Unofficial/Short Course Title: Oscillations and Waves
Spring 2025, Deep Springs College, Prof. Brian Hill
The text we will start off with is freely available on-line, so you do not need a physical copy:
If you want a physical copy, get the 3rd edition (Amazon link).
For the physics theory, I will prepare handouts.
In order to do mathematical modeling, we need to learn a serious programming language, and we will use Mathematica for this purpose. Mathematica is a program that you interact with using the “Wolfram Language.” We will learn the language by studying much, if not all, of EIWL3. The printed edition is over 300 pages divided into 48 sections. If we do 2-3 sections a class we can do most of the material up to Section 40 during Term 4, at which point you will be in an extremely good position to apply Mathematica to any problem that interests you. In parallel with learning the language we will be learning oscillatory motion and then waves. That is the second course within the course, and where things get most interesting.
What we will do with Mathematica in this course is fundamental physics that all theoretical physicists know very well: oscillatory motion and waves. After we deal with constant motion and constant acceleration, we will animate simple oscillation of a single particle. The classic physical system that exhibits simple oscillation is a mass hanging from a spring. There is a significant increase in complexity when you graduate from an idealized spring obeying Hooke’s Law to putting the mass on the end of a pendulum rod: the simple system becomes non-linear.
The next level of complexity is to step it up to two particles. If the two particles are connected, even weakly connected, this leads to surprising behavior (resonant exchange of energy) that was not present for either particle separately. The most common example is known as the coupled pendulum. Since Kel asked about chaos (not something I have much familiarity with), I will see if we can code up some chaotic motion using the compound pendulum (and note that the compound pendulum is not the same as the coupled pendulum).
Yet another level of complexity is to step it up to from two to N particles. After we get quite familiar with the behavior of N particles, where N is a modest number like 10 or 32, we will take the limit that N goes to infinity! Waves appear! They appear completely naturally from laws governing a finite but ever larger number of ever more closely spaced and ever smaller particles.

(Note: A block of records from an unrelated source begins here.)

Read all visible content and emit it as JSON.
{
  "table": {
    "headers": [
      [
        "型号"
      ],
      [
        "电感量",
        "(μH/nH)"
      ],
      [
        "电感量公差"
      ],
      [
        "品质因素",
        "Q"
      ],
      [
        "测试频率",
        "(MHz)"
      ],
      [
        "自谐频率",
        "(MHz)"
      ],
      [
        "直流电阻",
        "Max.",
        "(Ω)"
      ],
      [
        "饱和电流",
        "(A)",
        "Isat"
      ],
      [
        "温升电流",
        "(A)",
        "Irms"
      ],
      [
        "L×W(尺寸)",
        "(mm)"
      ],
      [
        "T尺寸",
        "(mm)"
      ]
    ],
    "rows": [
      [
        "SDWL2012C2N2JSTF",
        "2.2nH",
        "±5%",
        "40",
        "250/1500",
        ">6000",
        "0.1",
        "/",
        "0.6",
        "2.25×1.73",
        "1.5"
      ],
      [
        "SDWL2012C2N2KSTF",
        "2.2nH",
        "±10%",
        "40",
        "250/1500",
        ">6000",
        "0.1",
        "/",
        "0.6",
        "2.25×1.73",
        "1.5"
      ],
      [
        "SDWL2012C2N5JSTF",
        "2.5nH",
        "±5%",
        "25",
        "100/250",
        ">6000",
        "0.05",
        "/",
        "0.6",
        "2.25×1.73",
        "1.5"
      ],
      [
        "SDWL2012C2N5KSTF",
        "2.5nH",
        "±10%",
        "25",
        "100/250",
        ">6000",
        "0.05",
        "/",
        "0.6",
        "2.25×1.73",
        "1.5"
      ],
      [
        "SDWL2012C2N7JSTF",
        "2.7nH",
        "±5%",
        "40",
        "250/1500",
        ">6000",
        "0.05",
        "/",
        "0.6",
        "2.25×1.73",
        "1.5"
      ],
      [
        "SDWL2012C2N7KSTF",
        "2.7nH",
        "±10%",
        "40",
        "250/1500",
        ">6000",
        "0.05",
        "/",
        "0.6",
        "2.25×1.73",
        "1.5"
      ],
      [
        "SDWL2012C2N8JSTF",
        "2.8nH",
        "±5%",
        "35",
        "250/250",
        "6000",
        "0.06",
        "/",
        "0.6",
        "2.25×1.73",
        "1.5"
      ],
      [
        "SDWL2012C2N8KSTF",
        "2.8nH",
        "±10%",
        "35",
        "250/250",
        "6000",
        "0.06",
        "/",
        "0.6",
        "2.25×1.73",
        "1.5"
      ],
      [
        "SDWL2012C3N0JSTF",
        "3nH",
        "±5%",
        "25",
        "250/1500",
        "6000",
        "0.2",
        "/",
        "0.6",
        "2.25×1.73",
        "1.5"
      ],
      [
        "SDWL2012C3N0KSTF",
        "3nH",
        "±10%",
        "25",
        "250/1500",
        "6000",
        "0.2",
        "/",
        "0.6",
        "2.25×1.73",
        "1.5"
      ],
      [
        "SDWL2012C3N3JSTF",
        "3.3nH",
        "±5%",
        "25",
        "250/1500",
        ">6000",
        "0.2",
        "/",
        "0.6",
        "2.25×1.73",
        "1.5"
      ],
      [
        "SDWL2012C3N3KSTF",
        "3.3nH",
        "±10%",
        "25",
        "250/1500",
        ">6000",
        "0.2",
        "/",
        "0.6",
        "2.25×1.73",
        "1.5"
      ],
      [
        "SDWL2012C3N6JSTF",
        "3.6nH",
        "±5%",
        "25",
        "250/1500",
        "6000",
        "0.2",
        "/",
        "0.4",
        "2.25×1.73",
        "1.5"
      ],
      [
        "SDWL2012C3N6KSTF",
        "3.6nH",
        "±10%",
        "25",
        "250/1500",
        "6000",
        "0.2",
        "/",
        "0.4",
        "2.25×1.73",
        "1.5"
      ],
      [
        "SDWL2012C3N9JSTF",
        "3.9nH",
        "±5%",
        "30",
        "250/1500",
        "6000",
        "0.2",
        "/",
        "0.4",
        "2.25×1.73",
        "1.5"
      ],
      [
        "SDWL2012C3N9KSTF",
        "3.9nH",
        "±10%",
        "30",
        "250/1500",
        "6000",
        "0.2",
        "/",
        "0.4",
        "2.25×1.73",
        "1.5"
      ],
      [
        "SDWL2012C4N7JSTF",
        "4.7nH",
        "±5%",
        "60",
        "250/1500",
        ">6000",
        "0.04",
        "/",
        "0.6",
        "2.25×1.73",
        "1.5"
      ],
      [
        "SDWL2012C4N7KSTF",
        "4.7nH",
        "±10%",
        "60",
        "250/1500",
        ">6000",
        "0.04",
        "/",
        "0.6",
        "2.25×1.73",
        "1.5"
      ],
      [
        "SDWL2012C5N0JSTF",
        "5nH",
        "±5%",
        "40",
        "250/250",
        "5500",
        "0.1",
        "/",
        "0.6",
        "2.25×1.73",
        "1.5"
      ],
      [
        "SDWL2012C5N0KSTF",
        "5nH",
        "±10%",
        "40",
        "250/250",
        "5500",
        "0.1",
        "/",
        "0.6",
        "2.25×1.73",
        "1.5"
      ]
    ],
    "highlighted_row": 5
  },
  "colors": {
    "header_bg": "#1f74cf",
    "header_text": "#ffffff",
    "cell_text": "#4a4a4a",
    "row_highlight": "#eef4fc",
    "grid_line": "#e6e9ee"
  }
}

Waves first show up in a single dimension, such as waves on a musical instrument string, where each element of the string has a position, but the string itself is treated as a one-dimensional object (specified by a mass per unit length and a tension), that can vibrate in the two directions perpendicular to its length. Then we can step up the complexity yet again and consider waves in two dimensions, such as waves on square and round drumheads.
Finally the highest level of complexity we can hope to get to in a one-semester course, starting with no significant prerequisites, is a taste of what quantum-mechanical waves look like in three dimensions. The study of three-dimensional electron waves around an atomic nucleus requires some decently advanced manipulation of differential equations, but by the end of our course, perhaps you will start having sufficient intuition about such equations and their solutions that we can make some headway. Even if we only get to round drumheads — or even just to square drumheads which are a little simpler than round ones — your intuition for the solutions of partial differential equations will be getting strong.
There will be problem sets due at least every week, and sometimes every class, limited only by how quickly I can assign them, write solutions, and grade. The more problems you do the better. In addition to the problem sets and their solutions, there will be handouts, exams, and exam solutions to file. Locate a three-ring binder and a three-ring hole punch, and file everything chronologically. Actually, reverse-chronological is the most convenient, because you then naturally open your binder to what you are currently working on.
Problem sets will generally be turned in by email using Mathematica notebooks. The last step in your process before you submit a notebook as your solution is to quit the Mathematica kernel, and then re-execute your entire notebook with a fresh kernel. Assuming your notebook executes reproducibly and without error with a fresh kernel, you have something you can turn in. If it doesn’t execute reproducibly and without error, find and fix the problems, and repeat this process until it does.
The College’s policies on absences (and late work) are applicable. Refer to the Academic Year 2024-2025 Deep Springs Handbook.